Dishes like Chicken Scarpariello, a melange of chicken, sausages, marinated peppers, and potatoes, is a nod to Orr’s New Jersey upbringing, while others echo the couple’s pandemic-era experiments. The menu is not designed to impress so much as to resonate. “I don’t want to be flashy,” Donoghue says. “I don’t have to be the best fill-in-the-blank. I want to be on your list of restaurants to go to when you want to feel like being taken care of.”

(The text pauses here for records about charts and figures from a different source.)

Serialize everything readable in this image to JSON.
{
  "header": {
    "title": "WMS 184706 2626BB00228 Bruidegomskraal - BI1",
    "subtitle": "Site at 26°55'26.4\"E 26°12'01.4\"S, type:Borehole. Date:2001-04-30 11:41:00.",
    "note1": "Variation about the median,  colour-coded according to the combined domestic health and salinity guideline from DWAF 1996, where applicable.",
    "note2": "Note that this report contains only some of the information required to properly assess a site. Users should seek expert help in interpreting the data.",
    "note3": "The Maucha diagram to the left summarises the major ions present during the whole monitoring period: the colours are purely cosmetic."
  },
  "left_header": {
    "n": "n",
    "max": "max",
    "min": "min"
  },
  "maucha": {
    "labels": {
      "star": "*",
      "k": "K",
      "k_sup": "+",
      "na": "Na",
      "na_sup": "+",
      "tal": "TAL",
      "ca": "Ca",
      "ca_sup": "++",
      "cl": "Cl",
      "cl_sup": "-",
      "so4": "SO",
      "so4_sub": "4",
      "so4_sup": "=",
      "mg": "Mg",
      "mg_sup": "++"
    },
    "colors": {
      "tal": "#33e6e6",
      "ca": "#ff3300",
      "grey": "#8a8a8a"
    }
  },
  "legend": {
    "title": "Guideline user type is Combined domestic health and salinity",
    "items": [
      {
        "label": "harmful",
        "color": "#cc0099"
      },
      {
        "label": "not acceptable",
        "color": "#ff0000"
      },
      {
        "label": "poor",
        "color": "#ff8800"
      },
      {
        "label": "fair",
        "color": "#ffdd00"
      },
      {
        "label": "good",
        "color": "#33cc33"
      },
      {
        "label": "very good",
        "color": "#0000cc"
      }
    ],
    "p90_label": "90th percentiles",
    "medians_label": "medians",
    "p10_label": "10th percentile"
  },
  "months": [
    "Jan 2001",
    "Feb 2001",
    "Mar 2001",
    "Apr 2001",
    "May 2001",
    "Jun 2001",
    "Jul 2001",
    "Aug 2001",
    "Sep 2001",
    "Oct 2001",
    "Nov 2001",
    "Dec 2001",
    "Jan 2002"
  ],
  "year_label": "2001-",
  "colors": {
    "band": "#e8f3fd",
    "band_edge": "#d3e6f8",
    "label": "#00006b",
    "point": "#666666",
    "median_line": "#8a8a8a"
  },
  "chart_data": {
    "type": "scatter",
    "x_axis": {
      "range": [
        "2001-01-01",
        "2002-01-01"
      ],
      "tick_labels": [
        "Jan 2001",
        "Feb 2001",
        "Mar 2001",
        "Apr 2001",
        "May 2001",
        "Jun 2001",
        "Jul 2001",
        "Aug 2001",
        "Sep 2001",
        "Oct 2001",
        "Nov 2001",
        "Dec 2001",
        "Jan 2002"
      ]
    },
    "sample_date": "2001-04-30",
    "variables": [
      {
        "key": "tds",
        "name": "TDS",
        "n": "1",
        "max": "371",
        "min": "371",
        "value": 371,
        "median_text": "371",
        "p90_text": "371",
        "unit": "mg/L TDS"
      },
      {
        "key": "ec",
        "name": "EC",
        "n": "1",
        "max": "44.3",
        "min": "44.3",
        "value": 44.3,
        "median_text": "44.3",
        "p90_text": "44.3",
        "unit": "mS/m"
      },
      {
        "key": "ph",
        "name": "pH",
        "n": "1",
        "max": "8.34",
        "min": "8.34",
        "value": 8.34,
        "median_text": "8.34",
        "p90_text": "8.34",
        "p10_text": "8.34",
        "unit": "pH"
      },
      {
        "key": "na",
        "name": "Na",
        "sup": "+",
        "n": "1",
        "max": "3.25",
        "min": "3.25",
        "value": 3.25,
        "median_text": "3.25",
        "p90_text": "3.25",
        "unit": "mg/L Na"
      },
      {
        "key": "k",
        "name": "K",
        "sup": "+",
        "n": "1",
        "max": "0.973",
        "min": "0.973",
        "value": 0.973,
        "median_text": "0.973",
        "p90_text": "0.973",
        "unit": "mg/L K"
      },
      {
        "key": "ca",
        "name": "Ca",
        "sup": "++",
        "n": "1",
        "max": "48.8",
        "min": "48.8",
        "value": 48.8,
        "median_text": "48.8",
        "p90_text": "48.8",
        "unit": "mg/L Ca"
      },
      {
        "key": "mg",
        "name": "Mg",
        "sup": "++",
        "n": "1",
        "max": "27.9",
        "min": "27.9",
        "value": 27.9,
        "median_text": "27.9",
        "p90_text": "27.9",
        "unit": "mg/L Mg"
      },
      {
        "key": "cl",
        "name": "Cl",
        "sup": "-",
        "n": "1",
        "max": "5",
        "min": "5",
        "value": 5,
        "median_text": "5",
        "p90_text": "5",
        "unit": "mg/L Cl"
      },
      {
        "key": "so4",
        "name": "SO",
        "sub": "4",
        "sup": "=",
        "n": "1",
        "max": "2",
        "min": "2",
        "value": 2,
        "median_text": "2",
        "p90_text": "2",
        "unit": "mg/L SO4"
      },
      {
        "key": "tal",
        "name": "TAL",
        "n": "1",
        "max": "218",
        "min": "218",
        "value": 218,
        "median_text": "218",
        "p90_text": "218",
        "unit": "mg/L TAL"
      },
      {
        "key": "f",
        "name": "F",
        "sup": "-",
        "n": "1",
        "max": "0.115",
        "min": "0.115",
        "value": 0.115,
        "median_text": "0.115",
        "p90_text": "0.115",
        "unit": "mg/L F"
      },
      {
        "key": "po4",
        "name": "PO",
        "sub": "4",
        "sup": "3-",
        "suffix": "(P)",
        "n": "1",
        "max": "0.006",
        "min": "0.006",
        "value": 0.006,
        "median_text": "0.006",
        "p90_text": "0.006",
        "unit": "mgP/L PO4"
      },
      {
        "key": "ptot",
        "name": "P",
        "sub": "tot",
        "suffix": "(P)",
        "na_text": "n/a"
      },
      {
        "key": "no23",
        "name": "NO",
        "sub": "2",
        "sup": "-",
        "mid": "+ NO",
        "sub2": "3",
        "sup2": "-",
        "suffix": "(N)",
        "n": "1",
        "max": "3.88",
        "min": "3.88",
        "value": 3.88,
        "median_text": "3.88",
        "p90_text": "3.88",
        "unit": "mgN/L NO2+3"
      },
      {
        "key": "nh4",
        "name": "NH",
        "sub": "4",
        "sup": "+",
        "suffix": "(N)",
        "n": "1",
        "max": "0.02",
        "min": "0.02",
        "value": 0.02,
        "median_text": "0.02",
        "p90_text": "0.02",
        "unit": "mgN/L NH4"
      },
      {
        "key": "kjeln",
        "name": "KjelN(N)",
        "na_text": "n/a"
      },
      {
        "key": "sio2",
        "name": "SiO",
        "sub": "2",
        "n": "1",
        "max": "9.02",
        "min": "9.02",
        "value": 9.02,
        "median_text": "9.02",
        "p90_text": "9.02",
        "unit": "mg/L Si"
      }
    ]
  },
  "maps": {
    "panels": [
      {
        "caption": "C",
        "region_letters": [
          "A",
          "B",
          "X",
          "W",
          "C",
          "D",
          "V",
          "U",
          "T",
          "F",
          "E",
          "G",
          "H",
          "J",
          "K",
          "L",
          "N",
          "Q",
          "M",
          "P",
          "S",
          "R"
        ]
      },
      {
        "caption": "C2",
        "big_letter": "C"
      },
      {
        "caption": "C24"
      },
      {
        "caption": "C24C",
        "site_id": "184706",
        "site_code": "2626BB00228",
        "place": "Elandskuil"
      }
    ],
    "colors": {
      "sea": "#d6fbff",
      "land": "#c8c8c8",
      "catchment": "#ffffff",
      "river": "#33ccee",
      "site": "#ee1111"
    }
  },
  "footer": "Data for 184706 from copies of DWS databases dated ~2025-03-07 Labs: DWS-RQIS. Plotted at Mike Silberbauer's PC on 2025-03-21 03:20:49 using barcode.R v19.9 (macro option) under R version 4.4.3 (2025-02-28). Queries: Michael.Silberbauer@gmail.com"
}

Another personal touch is PostScript’s plateware, all of it spun by Orr, who is a master potter. “I always thought we would fill our cabinets with these in our house, but we’ve done it here at 2121 Shamrock instead,” Donoghue says.

The restaurant has quickly become that for many in the neighborhood. Orr describes the response simply: “The neighborhood’s turned out for us, which we love.”

This is where “PS” has additional meaning beyond the restaurant’s name. Donoghue says it can also stand for Plaza-Shamrock, the neighborhood where the restaurant is located, plus a reference to the space’s origin as Pike’s Soda Shoppe.”

“I cry once a day,” Donoghue says. “We were in this building for a year all alone. Now to see people in here, glasses clinking in celebration; I see people recognizing their neighbors in the dining room and getting up from the tables; and going over to them hugging, slapping them on the back; it’s overwhelming and really humbling.”

Dinner service is just the start at PostScript. During the day, the space hosts Dyad Coffee, and sometime later this summer, the couple are planning to launch a weekend brunch. “As soon as Dean finishes making all the coffee mugs,” Donoghue laughs.

PostScript’s brunch menu will pay homage of to all the restaurants that previously occupied the space, with dishes from the former Letty’s, Foskoskies, and the original Pike’s, including the pecan chicken dish which was featured at each iteration of the location. “Elizabeth Pike gifted Dean a bunch of her recipes. Some of those will be seen at brunch.” The current menu also pays tribute to Letty Ketner with “Letty’s Old Fashioned,” developed by bar manager Erica Bodiker.

The shift from a high-paying corporate gigs to running a neighborhood restaurant has been stark, but Donoghue frames it without hesitation.

“F*** my six-figure salary. What was that doing?” she says. “This is it.”